Citizenship has long been a central topic among educators, philosophers, and political theorists. Using the phrase “rhetorical citizenship” as a unifying perspective, Rhetorical Citizenship and Public Deliberation aims to develop an understanding of citizenship as a discursive phenomenon, arguing that discourse is not prefatory to real action but in many ways constitutive of civic engagement. To accomplish this, the book brings together, in a cross-disciplinary effort, contributions by scholars in fields that rarely intersect.
For the most part, discussions of citizenship have focused on aspects that are central to the “liberal” tradition of social thought—that is, questions of the freedoms and rights of citizens and groups. This collection gives voice to a “republican” conception of citizenship. Seeing participation and debate as central to being a citizen, this tradition looks back to the Greek city-states and republican Rome. Citizenship, in this sense of the word, is rhetorical citizenship. Rhetoric is thus at the core of being a citizen.

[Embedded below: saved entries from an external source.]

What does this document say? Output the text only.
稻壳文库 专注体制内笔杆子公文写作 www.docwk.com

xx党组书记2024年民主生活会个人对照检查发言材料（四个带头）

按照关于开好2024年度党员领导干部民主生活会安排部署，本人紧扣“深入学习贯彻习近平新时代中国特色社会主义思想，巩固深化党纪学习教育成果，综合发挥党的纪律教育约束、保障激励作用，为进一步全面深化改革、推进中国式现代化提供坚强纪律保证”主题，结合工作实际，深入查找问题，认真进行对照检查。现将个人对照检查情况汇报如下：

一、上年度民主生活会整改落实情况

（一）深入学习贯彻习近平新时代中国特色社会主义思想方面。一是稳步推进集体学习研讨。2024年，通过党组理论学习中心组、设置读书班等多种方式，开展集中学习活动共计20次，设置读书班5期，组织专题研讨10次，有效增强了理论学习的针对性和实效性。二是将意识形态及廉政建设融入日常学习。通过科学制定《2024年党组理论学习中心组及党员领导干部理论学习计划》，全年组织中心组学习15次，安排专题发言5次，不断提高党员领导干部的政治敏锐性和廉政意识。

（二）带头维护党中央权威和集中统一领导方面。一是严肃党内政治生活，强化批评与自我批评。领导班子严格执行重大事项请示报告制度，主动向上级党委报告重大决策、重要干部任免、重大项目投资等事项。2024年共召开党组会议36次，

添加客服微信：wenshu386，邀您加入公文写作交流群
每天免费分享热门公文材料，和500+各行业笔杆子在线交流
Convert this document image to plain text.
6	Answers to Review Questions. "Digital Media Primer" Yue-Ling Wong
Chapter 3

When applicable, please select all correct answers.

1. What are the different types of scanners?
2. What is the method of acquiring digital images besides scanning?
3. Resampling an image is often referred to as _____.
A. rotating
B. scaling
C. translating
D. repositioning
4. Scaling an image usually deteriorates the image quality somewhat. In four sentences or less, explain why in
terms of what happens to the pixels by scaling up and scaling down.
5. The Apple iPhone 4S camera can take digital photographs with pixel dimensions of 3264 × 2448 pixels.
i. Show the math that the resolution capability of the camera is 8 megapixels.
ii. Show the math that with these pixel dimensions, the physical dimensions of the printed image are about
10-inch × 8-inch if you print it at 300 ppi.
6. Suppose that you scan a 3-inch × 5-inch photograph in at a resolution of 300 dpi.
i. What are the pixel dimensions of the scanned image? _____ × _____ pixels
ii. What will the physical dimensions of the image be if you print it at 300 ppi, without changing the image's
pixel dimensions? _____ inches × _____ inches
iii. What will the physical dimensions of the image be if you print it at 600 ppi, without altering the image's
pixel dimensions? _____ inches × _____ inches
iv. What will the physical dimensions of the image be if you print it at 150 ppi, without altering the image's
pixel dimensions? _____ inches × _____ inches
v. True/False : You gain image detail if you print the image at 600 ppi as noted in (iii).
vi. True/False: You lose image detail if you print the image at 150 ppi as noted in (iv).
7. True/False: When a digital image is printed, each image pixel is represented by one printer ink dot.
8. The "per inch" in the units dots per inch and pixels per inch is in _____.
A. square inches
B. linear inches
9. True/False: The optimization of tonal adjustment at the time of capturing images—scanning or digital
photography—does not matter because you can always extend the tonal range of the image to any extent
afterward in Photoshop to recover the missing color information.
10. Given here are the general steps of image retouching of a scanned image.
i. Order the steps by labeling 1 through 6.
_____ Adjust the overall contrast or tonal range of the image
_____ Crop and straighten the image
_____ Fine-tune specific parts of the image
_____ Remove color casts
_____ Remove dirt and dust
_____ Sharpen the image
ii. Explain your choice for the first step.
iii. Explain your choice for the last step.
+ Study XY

Aside from the editors, the contributors are John Adams, Paula Cossart, Jonas Gabrielsen, Jette Barnholdt Hansen, Kasper Møller Hansen, Sine Nørholm Just, Ildikó Kaposi, William Keith, Bart van Klink, Marie Lund Klujeff, Manfred Kraus, Oliver W. Lembcke, Berit von der Lippe, James McDonald, Niels Møller Nielsen, Tatiana Tatarchevskiy, Italo Testa, Georgia Warnke, Kristian Wedberg, and Stephen West.